La Cour de cassation censure la cour d’appel de Rennes en rappelant que les exigences de l’article 1360 sont imposées à peine d’irrecevabilité de l’assignation.

Sauf urgence, les diligences en vue de la recherche d’une solution amiable doivent être effectives

Si cette solution n’appelle pas de commentaire particulier concernant l’application d’un texte relativement clair, cette lecture très stricte du texte, alors que de toute évidence l’assignation visait tout de même le rapport conflictuel entre les héritiers justifiant un partage judiciaire, permet de s’interroger sur les récentes dispositions du Code de procédure civile, qui impose, dans toute assignation, de faire valoir les diligences entreprises en vue de parvenir au règlement amiable du litige.

Ainsi, l’article 56 du Code de procédure civile précise-t-il les mentions contenues à peine de nullité dans toute assignation, auxquelles s’ajoutent l’indication des diligences entreprises en vue de parvenir à une résolution amiable du litige.

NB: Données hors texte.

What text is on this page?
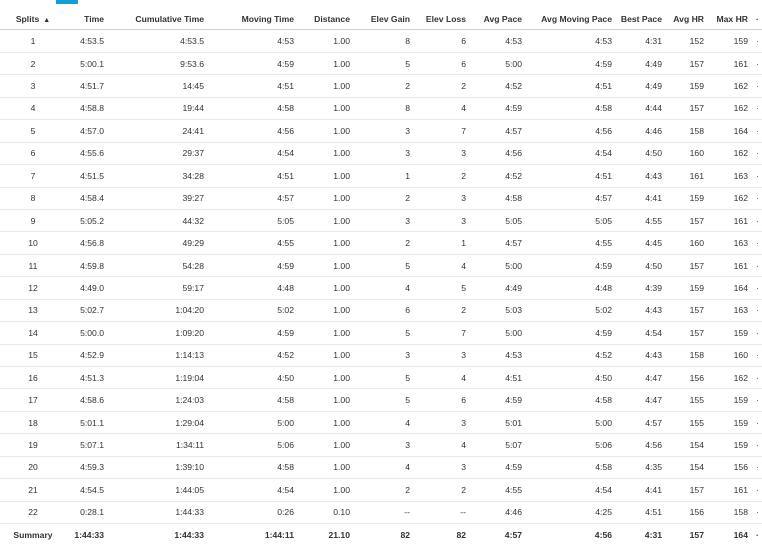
Splits ▲	Time	Cumulative Time	Moving Time	Distance	Elev Gain	Elev Loss	Avg Pace	Avg Moving Pace	Best Pace	Avg HR	Max HR	·
1	4:53.5	4:53.5	4:53	1.00	8	6	4:53	4:53	4:31	152	159	·
2	5:00.1	9:53.6	4:59	1.00	5	6	5:00	4:59	4:49	157	161	·
3	4:51.7	14:45	4:51	1.00	2	2	4:52	4:51	4:49	159	162	·
4	4:58.8	19:44	4:58	1.00	8	4	4:59	4:58	4:44	157	162	·
5	4:57.0	24:41	4:56	1.00	3	7	4:57	4:56	4:46	158	164	·
6	4:55.6	29:37	4:54	1.00	3	3	4:56	4:54	4:50	160	162	·
7	4:51.5	34:28	4:51	1.00	1	2	4:52	4:51	4:43	161	163	·
8	4:58.4	39:27	4:57	1.00	2	3	4:58	4:57	4:41	159	162	·
9	5:05.2	44:32	5:05	1.00	3	3	5:05	5:05	4:55	157	161	·
10	4:56.8	49:29	4:55	1.00	2	1	4:57	4:55	4:45	160	163	·
11	4:59.8	54:28	4:59	1.00	5	4	5:00	4:59	4:50	157	161	·
12	4:49.0	59:17	4:48	1.00	4	5	4:49	4:48	4:39	159	164	·
13	5:02.7	1:04:20	5:02	1.00	6	2	5:03	5:02	4:43	157	163	·
14	5:00.0	1:09:20	4:59	1.00	5	7	5:00	4:59	4:54	157	159	·
15	4:52.9	1:14:13	4:52	1.00	3	3	4:53	4:52	4:43	158	160	·
16	4:51.3	1:19:04	4:50	1.00	5	4	4:51	4:50	4:47	156	162	·
17	4:58.6	1:24:03	4:58	1.00	5	6	4:59	4:58	4:47	155	159	·
18	5:01.1	1:29:04	5:00	1.00	4	3	5:01	5:00	4:57	155	159	·
19	5:07.1	1:34:11	5:06	1.00	3	4	5:07	5:06	4:56	154	159	·
20	4:59.3	1:39:10	4:58	1.00	4	3	4:59	4:58	4:35	154	156	·
21	4:54.5	1:44:05	4:54	1.00	2	2	4:55	4:54	4:41	157	161	·
22	0:28.1	1:44:33	0:26	0.10	--	--	4:46	4:25	4:51	156	158	·
Summary	1:44:33	1:44:33	1:44:11	21.10	82	82	4:57	4:56	4:31	157	164	·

Si cette dernière partie du texte n’exige pas à peine de nullité ces précisions, l’arrêt de la Cour de cassation du 4 janvier 2017 laisse tout de même penser que l’énumération de ces diligences est importante. Le texte précise d’ailleurs que ces diligences doivent être entreprises dans tous les cas, sauf motif légitime tenant à l’urgence ou à la matière considérée, en particulier lorsqu’elle intéresse l’ordre public. Une décision à venir serait donc la bienvenue pour clarifier ce texte.